Pat Barrington was known for her bust. She was athletically built, like a belly dancer, and typically a brunette, though she often appeared in wigs, as above. In many of her films she was featured only as a dancer, particularly in those short reel works. Often they were hippie or drugsploitation pieces with a bunch of people getting high and watching Pat strip. Many of these are available on the Something Weird editions of her films.
This week we'll look, not so much at Pat, as the movies she appeared in, and what makes them interesting, important, or ridiculous. Here is what is on deck:
- Monday: Stephen C. Apostolof's Orgy of the Dead, written by Ed Wood Jr.
- Tuesday: Russ Meyer's Mondo Topless
- Wednesday: William Rostler's Lila (aka Mantis in Lace)
- Thursday: More William Rostler with The Girl with the Hungry Eyes
- Friday: Even more William Rostler with The Agony of Love
A word about exploitation. It comes in many forms, typically all involve sex. There is Blaxploitation, Nunsploitation, Britsploitation, Drugsploitation, Teensploitation... If it is trashy, it is a flavour of Mother Exploitation. Now, the terms sounds like it means the films exploit the people in them (particularly women), and this is not necessarily a falsehood, but there is a sound argument that those exploited are actually the viewers. If you have ever watched a terrible movie just because there was nudity in it, guess what? You were exploited. Inclusion of sex and nudity is to many directors and producers license to make crappy films. Before Deep Throat (Jerry Gerard, 1972), explicit sex was not commonplace in American cinema, and many viewers had to take what they could get. Many people making Exploitation films were out to make a buck, lure young starlets into their Hollywood dream, or perhaps even launder money.
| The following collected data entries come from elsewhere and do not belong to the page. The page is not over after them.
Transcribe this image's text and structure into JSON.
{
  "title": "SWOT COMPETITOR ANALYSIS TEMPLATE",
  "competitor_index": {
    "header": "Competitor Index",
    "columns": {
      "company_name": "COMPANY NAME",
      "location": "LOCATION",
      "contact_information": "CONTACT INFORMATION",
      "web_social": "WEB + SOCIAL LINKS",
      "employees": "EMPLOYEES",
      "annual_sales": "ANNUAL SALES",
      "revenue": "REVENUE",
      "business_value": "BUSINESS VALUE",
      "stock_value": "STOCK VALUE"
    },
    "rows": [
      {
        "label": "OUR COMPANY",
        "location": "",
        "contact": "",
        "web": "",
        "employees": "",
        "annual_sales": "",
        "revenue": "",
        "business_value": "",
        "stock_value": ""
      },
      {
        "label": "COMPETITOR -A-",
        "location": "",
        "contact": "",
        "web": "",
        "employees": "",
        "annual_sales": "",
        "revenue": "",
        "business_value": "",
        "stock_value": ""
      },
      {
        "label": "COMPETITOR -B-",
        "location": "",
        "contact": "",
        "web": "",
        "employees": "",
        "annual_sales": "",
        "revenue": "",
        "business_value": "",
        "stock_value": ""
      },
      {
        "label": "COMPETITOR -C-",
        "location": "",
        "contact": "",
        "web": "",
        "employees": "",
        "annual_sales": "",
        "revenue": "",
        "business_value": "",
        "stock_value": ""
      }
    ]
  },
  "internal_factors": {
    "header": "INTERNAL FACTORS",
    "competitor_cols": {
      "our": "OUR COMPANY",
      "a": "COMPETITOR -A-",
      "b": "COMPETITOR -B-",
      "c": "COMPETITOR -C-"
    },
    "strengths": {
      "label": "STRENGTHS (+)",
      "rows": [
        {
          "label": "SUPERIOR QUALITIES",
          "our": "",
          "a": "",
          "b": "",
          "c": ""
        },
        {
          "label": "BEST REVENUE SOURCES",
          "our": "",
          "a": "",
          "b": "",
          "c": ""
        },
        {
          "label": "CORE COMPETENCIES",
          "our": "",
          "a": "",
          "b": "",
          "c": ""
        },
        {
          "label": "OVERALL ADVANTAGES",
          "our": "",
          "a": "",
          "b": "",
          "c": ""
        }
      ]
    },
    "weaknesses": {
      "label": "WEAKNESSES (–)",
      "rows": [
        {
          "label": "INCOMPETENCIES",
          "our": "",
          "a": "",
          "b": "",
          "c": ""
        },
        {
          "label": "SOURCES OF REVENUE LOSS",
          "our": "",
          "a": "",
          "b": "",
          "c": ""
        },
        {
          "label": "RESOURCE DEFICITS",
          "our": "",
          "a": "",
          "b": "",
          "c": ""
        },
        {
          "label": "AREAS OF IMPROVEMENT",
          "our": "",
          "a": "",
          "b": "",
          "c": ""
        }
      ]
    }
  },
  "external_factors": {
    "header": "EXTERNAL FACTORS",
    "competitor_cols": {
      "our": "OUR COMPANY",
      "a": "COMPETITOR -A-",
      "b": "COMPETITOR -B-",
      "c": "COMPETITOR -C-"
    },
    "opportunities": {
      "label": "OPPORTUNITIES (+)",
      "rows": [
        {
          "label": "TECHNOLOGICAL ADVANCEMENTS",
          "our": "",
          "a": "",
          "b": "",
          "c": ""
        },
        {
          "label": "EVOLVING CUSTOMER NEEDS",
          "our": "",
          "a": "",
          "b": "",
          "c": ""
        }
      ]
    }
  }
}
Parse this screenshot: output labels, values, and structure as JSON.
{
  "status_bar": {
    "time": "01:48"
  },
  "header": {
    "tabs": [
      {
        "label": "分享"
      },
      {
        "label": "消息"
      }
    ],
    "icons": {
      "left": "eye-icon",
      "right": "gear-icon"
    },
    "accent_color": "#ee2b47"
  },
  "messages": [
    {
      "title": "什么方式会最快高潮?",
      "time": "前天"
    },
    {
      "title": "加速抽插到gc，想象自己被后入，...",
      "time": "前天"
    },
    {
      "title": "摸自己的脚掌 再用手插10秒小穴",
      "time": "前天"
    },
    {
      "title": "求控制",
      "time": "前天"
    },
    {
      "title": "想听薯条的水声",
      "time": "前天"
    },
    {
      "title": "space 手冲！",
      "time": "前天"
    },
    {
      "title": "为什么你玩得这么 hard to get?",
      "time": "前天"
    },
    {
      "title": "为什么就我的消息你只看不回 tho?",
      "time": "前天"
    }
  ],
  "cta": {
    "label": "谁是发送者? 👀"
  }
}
Some of filmdom's great people began in exploitation before making it big in the mainstream, while many other greats stayed. Jonathan Demme, director of Silence of the Lambs, Philadelphia, and the remake of The Manchurian Candidate worked for Roger Corman early on. Demme's directorial debut was the Women in Prison classic Caged Heat (1974, Erica Gavin, Juanita Brown, Cheryl Rainbeaux Smith, Roberta Collins). Jack Hill, who brought us Coffy and Foxy Brown (both featuring Blaxploitation Goddess Pam Grier) also made many Women in Prison and Cheerleader Exploitation films. Russ Meyer, while not everyone's cup of tea, was a visionary, and one of the last great writer/director/cinematographers who stayed in Exploitation because he could not stand the constraints placed upon him by the big studios. Others, like Ed Wood Jr., were unfortunate souls with great vision, but little talent. Exploitation is not always something to be ignored, as there are often real gems amongst the rhinestones.